1. 12 deg C is a really large temperature change, we have to do with 1-3C. My group would kill for a material like that, $EVIL_GENIUS_LAUGHTER. (With a design like this, it's possible to have a much greater cumulative change of temperature than what any single piece of material does, so that's how to cool from +25 to -18 C).
2. The hysteresis is not too high, look at fig. 1 in the paper. This is important, because hysteresis means you're converting electricity to heat inside your fridge. Many materials have great change in entropy and temperature when you put an electric or magnetic field on them, but it's killed for practical purposes by hysteresis.
3. You need a really high electric field. The curves in the paper are done at 100-200 MegaV/m, meaning that you need 100-200 kV to polarize a layer of 1 mm thickness.
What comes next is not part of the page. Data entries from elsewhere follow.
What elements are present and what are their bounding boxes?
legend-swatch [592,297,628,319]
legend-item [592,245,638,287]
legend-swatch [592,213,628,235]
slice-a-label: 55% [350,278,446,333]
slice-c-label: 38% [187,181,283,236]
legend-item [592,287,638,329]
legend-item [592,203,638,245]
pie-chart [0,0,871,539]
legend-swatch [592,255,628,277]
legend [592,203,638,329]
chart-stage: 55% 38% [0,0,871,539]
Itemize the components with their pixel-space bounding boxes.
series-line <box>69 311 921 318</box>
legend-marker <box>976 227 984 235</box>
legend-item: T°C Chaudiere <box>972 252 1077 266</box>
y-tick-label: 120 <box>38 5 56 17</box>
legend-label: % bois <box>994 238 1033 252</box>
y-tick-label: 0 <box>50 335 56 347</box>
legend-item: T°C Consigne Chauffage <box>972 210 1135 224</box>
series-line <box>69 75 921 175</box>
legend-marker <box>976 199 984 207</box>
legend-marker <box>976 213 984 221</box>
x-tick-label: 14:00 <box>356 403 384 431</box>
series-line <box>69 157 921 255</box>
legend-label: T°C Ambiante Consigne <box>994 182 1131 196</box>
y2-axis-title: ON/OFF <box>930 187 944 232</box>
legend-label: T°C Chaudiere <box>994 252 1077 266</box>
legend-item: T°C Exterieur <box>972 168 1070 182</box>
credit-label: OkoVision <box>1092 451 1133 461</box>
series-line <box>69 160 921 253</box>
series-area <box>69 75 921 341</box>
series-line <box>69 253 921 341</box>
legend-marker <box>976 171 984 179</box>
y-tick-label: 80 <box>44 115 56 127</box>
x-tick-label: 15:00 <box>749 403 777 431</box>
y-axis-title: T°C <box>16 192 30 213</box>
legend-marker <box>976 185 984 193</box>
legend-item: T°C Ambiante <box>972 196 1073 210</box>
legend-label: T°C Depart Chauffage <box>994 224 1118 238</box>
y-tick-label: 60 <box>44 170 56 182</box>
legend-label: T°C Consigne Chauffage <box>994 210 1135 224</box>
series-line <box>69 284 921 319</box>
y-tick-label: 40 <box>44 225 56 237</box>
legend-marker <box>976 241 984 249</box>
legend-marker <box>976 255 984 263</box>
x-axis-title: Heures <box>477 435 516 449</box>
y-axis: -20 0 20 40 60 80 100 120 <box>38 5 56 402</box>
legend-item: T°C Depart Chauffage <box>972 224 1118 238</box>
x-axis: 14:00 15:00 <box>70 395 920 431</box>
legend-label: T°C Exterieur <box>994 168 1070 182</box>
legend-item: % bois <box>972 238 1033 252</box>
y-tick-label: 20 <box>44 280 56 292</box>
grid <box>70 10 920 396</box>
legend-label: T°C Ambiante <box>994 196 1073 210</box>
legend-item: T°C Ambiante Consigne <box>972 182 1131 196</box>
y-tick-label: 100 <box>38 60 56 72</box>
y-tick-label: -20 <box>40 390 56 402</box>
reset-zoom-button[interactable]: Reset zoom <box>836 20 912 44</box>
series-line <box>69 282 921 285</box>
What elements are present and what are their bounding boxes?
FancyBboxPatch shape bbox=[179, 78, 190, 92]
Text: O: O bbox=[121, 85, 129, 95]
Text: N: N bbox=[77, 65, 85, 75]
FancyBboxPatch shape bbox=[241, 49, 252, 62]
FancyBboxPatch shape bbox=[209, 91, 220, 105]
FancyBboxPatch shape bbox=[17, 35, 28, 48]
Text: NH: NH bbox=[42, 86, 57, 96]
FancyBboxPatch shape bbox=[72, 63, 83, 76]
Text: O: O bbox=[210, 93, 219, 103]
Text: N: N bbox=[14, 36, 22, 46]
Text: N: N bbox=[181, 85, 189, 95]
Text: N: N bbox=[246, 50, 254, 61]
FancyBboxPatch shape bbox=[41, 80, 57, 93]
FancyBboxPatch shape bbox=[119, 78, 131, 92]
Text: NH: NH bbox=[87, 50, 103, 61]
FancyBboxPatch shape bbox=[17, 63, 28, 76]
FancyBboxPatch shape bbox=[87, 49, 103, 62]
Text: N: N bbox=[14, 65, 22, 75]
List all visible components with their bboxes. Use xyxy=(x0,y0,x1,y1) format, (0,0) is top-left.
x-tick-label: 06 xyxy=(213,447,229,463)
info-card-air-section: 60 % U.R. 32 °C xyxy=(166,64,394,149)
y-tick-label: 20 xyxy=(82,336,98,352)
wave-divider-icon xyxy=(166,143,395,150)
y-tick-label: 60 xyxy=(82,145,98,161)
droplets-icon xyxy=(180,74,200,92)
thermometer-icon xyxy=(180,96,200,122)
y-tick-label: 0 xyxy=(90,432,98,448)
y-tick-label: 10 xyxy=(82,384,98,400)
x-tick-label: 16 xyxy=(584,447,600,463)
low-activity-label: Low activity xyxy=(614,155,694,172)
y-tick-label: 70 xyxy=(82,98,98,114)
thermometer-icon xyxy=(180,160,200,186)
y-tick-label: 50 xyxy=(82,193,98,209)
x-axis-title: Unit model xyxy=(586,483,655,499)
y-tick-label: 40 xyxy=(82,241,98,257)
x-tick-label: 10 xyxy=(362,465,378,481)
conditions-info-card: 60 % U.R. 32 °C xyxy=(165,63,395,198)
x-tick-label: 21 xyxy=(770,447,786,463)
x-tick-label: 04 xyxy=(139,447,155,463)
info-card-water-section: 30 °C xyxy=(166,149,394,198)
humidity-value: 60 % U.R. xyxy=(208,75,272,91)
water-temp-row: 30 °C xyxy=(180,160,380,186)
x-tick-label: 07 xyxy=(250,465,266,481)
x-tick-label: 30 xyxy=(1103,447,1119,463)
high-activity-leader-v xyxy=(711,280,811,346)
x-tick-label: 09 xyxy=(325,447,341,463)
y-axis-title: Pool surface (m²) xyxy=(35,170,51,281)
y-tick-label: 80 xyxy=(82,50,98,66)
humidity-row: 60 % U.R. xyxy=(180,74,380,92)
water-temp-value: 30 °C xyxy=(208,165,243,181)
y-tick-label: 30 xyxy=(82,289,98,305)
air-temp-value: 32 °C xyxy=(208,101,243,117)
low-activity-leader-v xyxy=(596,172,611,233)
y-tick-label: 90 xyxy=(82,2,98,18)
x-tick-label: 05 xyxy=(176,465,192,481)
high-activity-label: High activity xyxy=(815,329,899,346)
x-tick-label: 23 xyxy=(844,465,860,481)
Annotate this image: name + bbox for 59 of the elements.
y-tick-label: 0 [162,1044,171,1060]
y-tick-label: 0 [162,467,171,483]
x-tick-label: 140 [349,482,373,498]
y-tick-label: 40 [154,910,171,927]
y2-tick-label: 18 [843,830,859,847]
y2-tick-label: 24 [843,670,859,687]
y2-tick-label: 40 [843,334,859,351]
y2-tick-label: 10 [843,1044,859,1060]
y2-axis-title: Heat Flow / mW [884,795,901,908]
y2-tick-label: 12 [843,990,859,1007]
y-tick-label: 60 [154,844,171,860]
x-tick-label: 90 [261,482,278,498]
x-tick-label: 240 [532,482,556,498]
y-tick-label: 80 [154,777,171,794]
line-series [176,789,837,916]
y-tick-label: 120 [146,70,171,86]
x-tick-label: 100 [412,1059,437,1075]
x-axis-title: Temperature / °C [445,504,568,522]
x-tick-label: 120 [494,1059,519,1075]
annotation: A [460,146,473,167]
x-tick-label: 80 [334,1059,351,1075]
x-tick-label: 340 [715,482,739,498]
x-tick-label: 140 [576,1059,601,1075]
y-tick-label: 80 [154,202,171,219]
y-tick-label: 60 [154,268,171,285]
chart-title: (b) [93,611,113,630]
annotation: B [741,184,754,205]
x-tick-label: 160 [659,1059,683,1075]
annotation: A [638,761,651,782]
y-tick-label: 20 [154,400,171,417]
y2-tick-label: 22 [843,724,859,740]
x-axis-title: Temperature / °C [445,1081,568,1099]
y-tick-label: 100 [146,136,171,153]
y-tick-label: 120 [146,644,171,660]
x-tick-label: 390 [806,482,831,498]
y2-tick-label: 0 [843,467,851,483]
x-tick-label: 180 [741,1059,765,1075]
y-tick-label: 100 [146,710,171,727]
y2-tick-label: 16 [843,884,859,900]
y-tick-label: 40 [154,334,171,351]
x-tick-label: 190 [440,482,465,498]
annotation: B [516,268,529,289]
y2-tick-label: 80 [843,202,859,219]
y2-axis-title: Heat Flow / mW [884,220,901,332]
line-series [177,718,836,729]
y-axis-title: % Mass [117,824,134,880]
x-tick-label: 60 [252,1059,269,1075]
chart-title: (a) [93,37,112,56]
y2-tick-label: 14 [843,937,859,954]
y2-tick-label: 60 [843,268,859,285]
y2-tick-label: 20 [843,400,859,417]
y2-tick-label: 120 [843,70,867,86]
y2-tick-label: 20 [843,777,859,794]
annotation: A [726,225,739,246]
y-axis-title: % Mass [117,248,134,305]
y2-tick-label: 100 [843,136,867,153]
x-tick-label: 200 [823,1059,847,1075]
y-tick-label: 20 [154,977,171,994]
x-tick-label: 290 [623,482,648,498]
A CRT uses voltages of around 20 kV, and so it's plausible to use thin layers, or just live with the fact that you'll only get 1-2 C temperature change. (Which means it has to compete with magnetic refrigeration on an even footing).
4. It's hard to polarize and depolarize the material without electric losses. (This is a problem for ferroelectric cooling in general). You're basically charging and discharging a huge capacitor, and you'll lose the charge on the capacitor every round. This could be fixed by putting it as the "C" in an oscillating (LCR) circuit with some inductance, but it's not easy to get an inductance (L) high enough, unless you run at high frequency. This material looks to work at high frequency (the hysteresis curves are taken at 1kHz), but how do you transport the heat into/out of it? If you run at 1kHz, you'll have less than half a ms to transfer heat to the cooling fluid, which means you'll need to use a very thin layer indeed. (Incidentally this will make it easier to get a strong field gradient). Then there's the problem of moving the cooling fluid back and forth over many layers of sub-mm thickness polymer. I'm not saying it can't be done, and there might very well be smart solutions I haven't thought of, but it's not trivial. (And btw, magnetic cooling doesn't have this problem, because we can use a permanent magnet with a several cm gap, and balance material moving into the gap with material moving out.)
Any sufficiently advanced libertarian utopia is indistinguishable from government.